Not my experience at all. If we ignore the stock 3.0 Ranger (that was just a mistake), a first level specialist wizard can cripple three fights per day with either Sleep or Colour Spray.
They are competitive from first level onwards and pull out a lead at fifth level with third level spells. At seventh they've a commanding lead, and by the time you hit Teleport at 9th it's all over.
Wizards pull away faster than clerics - but the fighter's total advantage over the cleric at first level is +1 BAB and a single feat; unless that feat is Cleave (which, admittedly, it frequently is) this does not make up for the vastly superior endurance several castings of Cure Light Wounds brings.
Given the house ruling - and specific house rules for your play group - you can put in a measure of balance. The basic rule of thumb of the tier system is stark, however: Nothing that can cast sixth level spells is less than tier 3. Nothing that can't (outside the Bo9S) is more than tier 4.
oD&D was created by the sort of fantasy wargamers who wanted to play Aragorn and made a class round it (1e Rangers)
The core inspiration for D&D was not "What would happen in a historically accurate setting" but "We made up somewe thought would be fun".
And I'm trying to do that while keeping 4e's unmatched variety of play style.
The key is 'in my experience'. In my experience, the players that believe that had very particular experiences of play that don't match mine. Monsters tended to be passive foes that didn't plan or act proactively.
Dungeon crawling tended to be rare.
Often 50% or more of all foes are humanoid (which low level casters are quite effective against).
Terrain tended to be unimportant, with the vast majority of fights occurring on what was effectively an open wall-less plain.
One good indication of this type of game would be if you played an urban campaign with a large number of fights occurring 'on the street' or in the BBEG's lair (a large room, effectively an arena or tournament floor) and you didn't do a lot of mapping as players.
In general, there were a predictable number of fights per day, usually one large fight where the caster could 'go nova', and often as not one that occurred at a predictable time.
A wizard that is casting Sleep or Color Spray can contribute well to a fight, provided they aren't facing things like oozes, undead, and constructs regularly. But if they are doing so 3 times per day, they don't have many slots left for Shield, Mage Armor, and other highly important things.
That means that they almost certainly have to be scribing scrolls if they don't wish to be defenseless, which means also that to compete equally with the other classes they have to slow their advancement by spending XP.
I've had several players of low level Wizards bitterly complain about this, where wizard is the 'only class that is forced to be a level behind'. To a certain extent, they have a valid point.
In 14 years of playing 3.X edition D&D I've never once had a pure Wizard survive past 6th level. For that matter with 30+ years experience I've never seen a pure classed Wizard/M-U survive to high level in any game whether player or DM. And this includes the group I was in that was sufficiently power gamey to regularly placed highly in DragonCon tournaments.
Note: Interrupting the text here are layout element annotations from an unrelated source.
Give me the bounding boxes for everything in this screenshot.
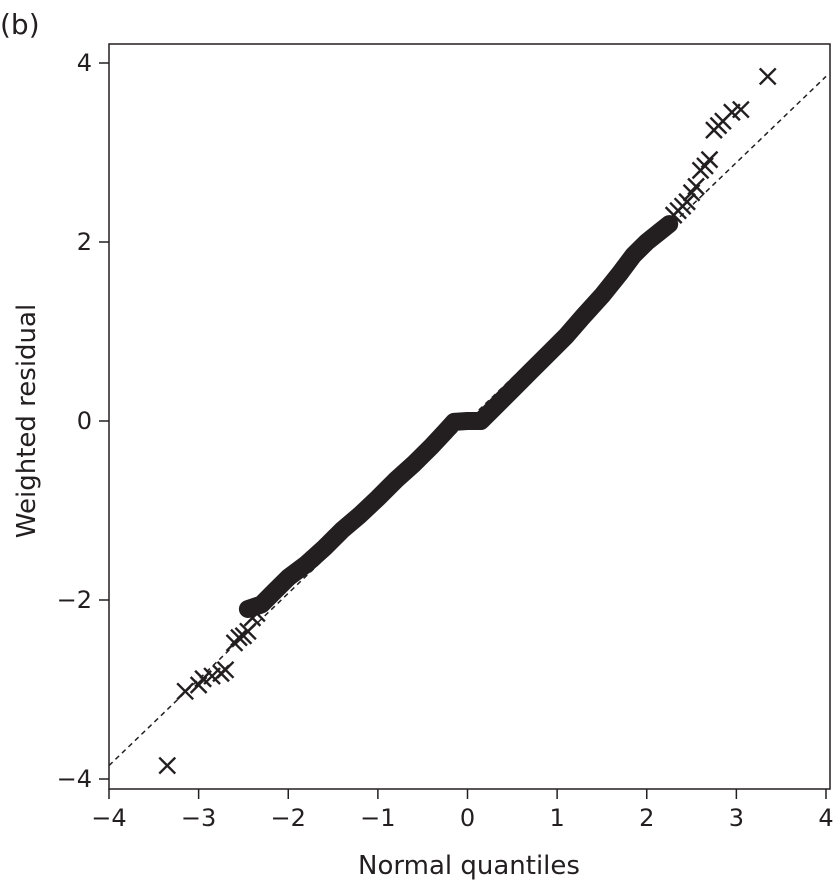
x-tick-label-9: 4 [818,804,833,832]
data-point-28 [758,67,777,86]
x-tick-label-4: −1 [360,804,395,832]
data-point-17 [678,192,696,211]
y-tick-label-2: −2 [57,586,92,614]
data-point-27-stroke-b [732,100,750,119]
data-point-7 [216,660,235,679]
data-point-11 [239,622,257,641]
data-point-9 [230,628,248,647]
data-point-1 [158,756,177,775]
x-tick-label-3: −2 [271,804,306,832]
x-tick-label-5: 0 [460,804,475,832]
data-point-22 [700,150,719,169]
x-axis: −4 −3 −2 −1 0 1 2 3 4 [91,789,834,832]
points-group [158,67,777,775]
x-tick-label-2: −3 [181,804,216,832]
data-point-22-stroke-b [700,150,719,169]
data-point-1-stroke-b [158,756,177,775]
y-axis-title: Weighted residual [12,304,42,538]
data-point-19 [687,177,705,196]
data-point-19-stroke-b [687,177,705,196]
data-point-28-stroke-b [758,67,777,86]
data-point-27 [732,100,750,119]
y-axis: −4 −2 0 2 4 [57,49,109,793]
x-axis-title: Normal quantiles [358,851,580,881]
dense-residual-band [238,215,679,618]
data-point-9-stroke-b [230,628,248,647]
data-point-2 [176,682,195,701]
data-point-17-stroke-b [678,192,696,211]
y-tick-label-3: 0 [77,407,92,435]
panel-label: (b) [0,8,40,41]
data-point-11-stroke-b [239,622,257,641]
y-tick-label-1: −4 [57,765,92,793]
y-tick-label-5: 4 [77,49,92,77]
data-point-13 [248,604,266,623]
data-point-13-stroke-b [248,604,266,623]
data-point-7-stroke-b [216,660,235,679]
x-tick-label-1: −4 [91,804,126,832]
dense-band-group [238,215,679,618]
x-tick-label-7: 2 [639,804,654,832]
x-tick-label-6: 1 [549,804,564,832]
y-tick-label-4: 2 [77,228,92,256]
plot-frame [108,43,831,790]
data-point-2-stroke-b [176,682,195,701]
x-tick-label-8: 3 [729,804,744,832]
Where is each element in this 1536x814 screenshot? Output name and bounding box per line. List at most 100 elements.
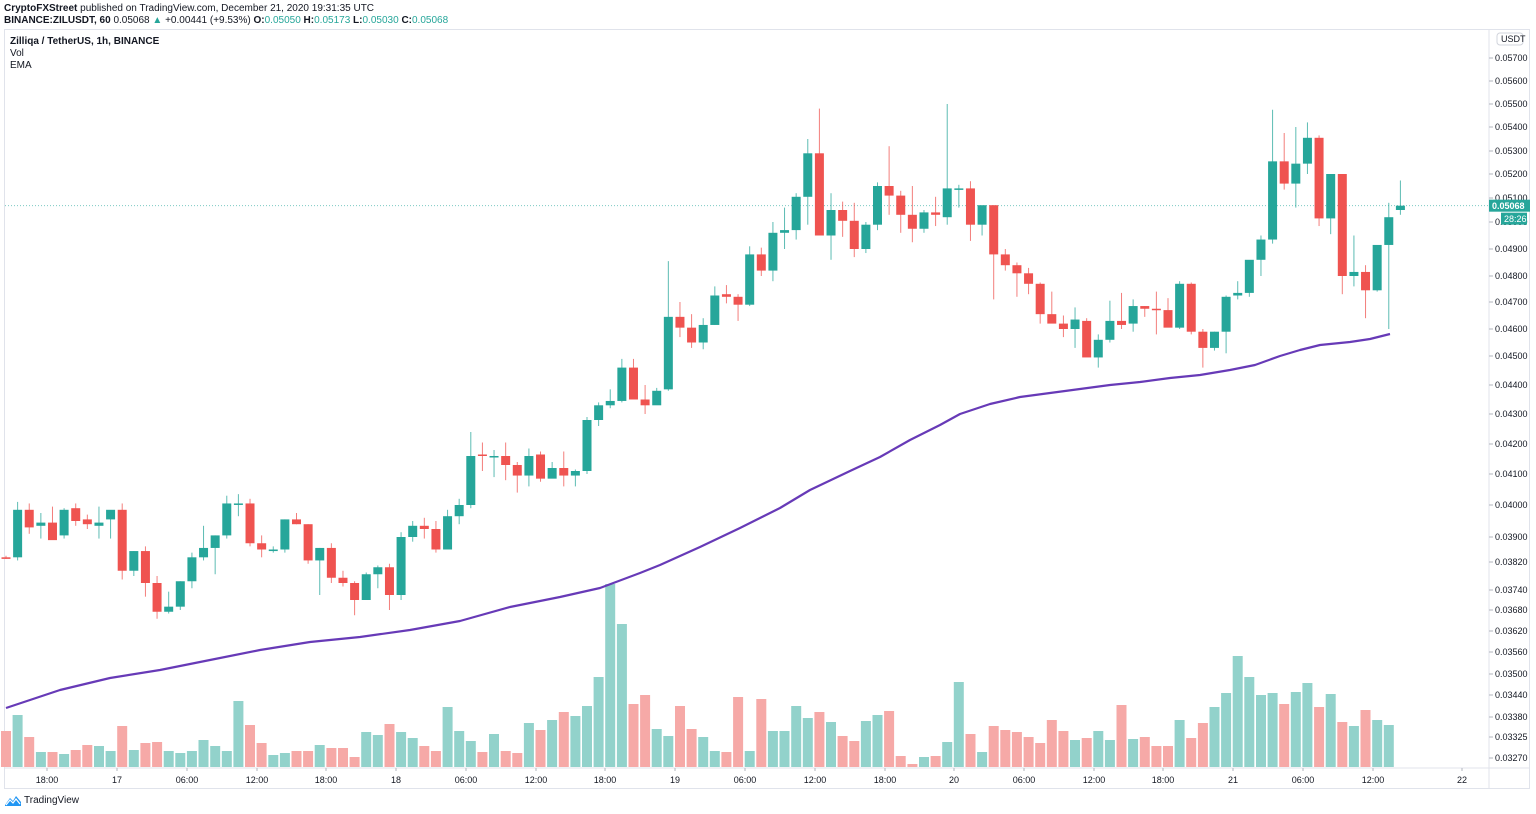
candle <box>536 451 546 482</box>
price-tick-label: 0.03820 <box>1495 557 1528 567</box>
candle-body <box>1395 205 1405 210</box>
candle <box>384 563 394 610</box>
volume-bar <box>698 737 709 767</box>
candle-body <box>1151 308 1161 311</box>
volume-bar <box>361 732 372 767</box>
price-tick-label: 0.04000 <box>1495 500 1528 510</box>
candle <box>1291 127 1301 208</box>
chart-frame[interactable] <box>4 29 1530 789</box>
legend-ema[interactable]: EMA <box>10 60 32 71</box>
volume-bar <box>82 745 93 767</box>
candle <box>501 442 511 481</box>
candle <box>768 222 778 282</box>
candle <box>942 104 952 225</box>
candle-body <box>292 519 301 525</box>
candle-body <box>13 509 23 558</box>
candle <box>1198 329 1208 368</box>
price-tick-label: 0.04300 <box>1495 409 1528 419</box>
chart-legend: Zilliqa / TetherUS, 1h, BINANCE Vol EMA <box>10 36 159 72</box>
volume-bar <box>721 752 732 767</box>
volume-bar <box>152 742 163 767</box>
candle <box>675 302 685 338</box>
candle <box>117 503 127 580</box>
candle <box>1244 259 1254 297</box>
candle-body <box>187 557 197 582</box>
volume-bars <box>1 584 1394 767</box>
candle-body <box>1117 320 1127 325</box>
candle-body <box>617 367 627 401</box>
volume-bar <box>175 753 186 767</box>
price-tick-label: 0.04800 <box>1495 271 1528 281</box>
volume-bar <box>535 730 546 767</box>
candle-body <box>280 519 290 550</box>
candle <box>222 495 232 539</box>
volume-bar <box>756 699 767 767</box>
candle <box>361 572 371 600</box>
candle <box>1024 267 1034 295</box>
candle-body <box>989 205 999 255</box>
candle-body <box>117 509 127 571</box>
candle-body <box>1209 331 1219 348</box>
volume-bar <box>279 753 290 767</box>
volume-bar <box>419 746 430 767</box>
volume-bar <box>1163 746 1173 767</box>
candle <box>896 190 906 233</box>
volume-bar <box>59 754 70 767</box>
volume-bar <box>802 718 813 767</box>
countdown-tag <box>1501 212 1527 225</box>
candle-body <box>1012 265 1022 274</box>
volume-bar <box>1011 732 1022 767</box>
time-tick-label: 18:00 <box>874 775 897 785</box>
price-tick-label: 0.03380 <box>1495 712 1528 722</box>
candle-body <box>536 454 546 479</box>
candle-body <box>140 551 150 583</box>
legend-vol[interactable]: Vol <box>10 48 24 59</box>
candle <box>1302 122 1312 174</box>
candle <box>1058 315 1068 338</box>
volume-bar <box>942 742 953 767</box>
candle <box>408 521 418 542</box>
volume-bar <box>1046 720 1057 767</box>
candle-body <box>408 525 418 537</box>
candle <box>210 535 220 575</box>
candle-body <box>175 581 185 607</box>
candle <box>1151 291 1161 335</box>
time-tick-label: 18:00 <box>1152 775 1175 785</box>
candle-body <box>547 468 557 479</box>
candle-body <box>24 509 34 528</box>
time-tick-label: 22 <box>1457 775 1467 785</box>
currency-button[interactable] <box>1496 32 1524 46</box>
candle <box>106 509 116 539</box>
volume-bar <box>1256 695 1266 767</box>
candle-body <box>1035 283 1045 315</box>
candle-body <box>803 153 813 197</box>
price-tick-label: 0.04900 <box>1495 244 1528 254</box>
volume-bar <box>105 751 116 767</box>
candle <box>233 494 243 517</box>
candle-body <box>1058 323 1068 329</box>
candle <box>640 385 650 414</box>
candle-body <box>222 503 232 536</box>
candle <box>977 205 987 236</box>
volume-bar <box>977 752 988 767</box>
candle <box>617 358 627 403</box>
volume-bar <box>210 746 221 767</box>
time-tick-label: 21 <box>1228 775 1238 785</box>
candle <box>826 193 836 260</box>
candle <box>814 108 824 236</box>
time-tick-label: 06:00 <box>1013 775 1036 785</box>
candle <box>594 402 604 426</box>
candle <box>1279 133 1289 190</box>
candle <box>326 543 336 583</box>
volume-bar <box>1209 707 1220 767</box>
price-tick-label: 0.05300 <box>1495 146 1528 156</box>
candle-body <box>59 509 69 536</box>
candle-body <box>489 456 499 458</box>
candle-body <box>838 210 848 221</box>
time-tick-label: 18:00 <box>36 775 59 785</box>
candle <box>1361 265 1371 319</box>
candle-body <box>106 509 116 520</box>
candle <box>849 202 859 258</box>
candle <box>780 207 790 249</box>
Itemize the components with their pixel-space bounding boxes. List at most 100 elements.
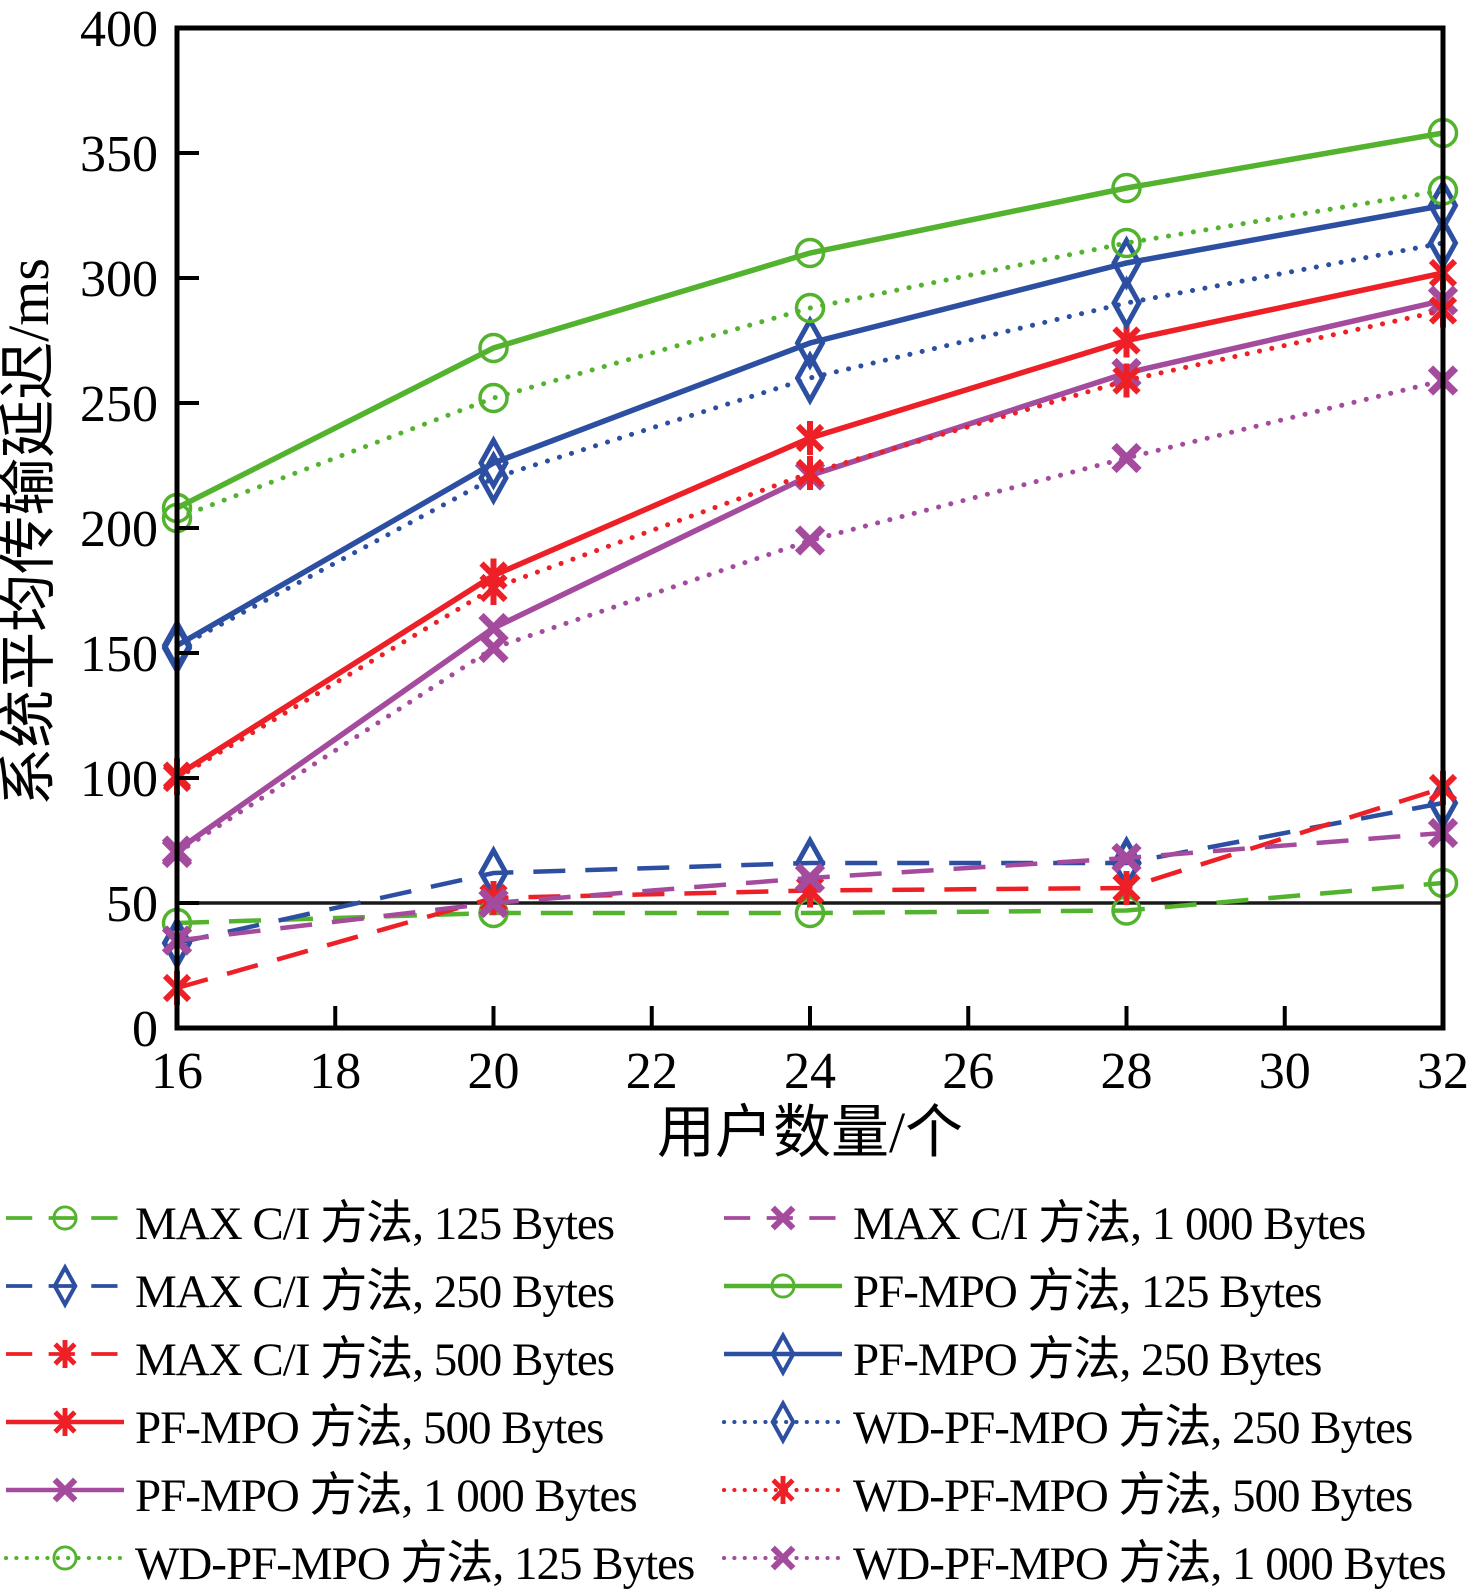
series-line-6 xyxy=(175,270,1444,778)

Eventually after pushing the 'I win button' once too often, I see so many Wizards get a failure and then just die.
However, I won't argue that the most optimal 3.X party you can have is probably divine spellcasters built around a smaller number of arcane caster problem solvers.
I agree on the teleport, but not much else. At 5th-7th you have something like parity IME, with the edition of 4th level spells only then pulling them into a lead. Prior to that, spell-casters have too few spells to make major contributions in every situation while still protecting themselves.
Yes, but at low level the Cleric is often gaining even more endurance if most of his CLW castings or on a party fighter. In general, I find that the gap is greater than you suggest because the Cleric must devote significant points to Wisdom rather than physical skills.
And in terms of casting CLW, that's a spent action that roughly negates one attack - ei, you are trading an action for an action.
That is certainly true to a certain extent, but Gygax is the primary editor/writer of 1e PH and DMG, and that sets a completely different tone.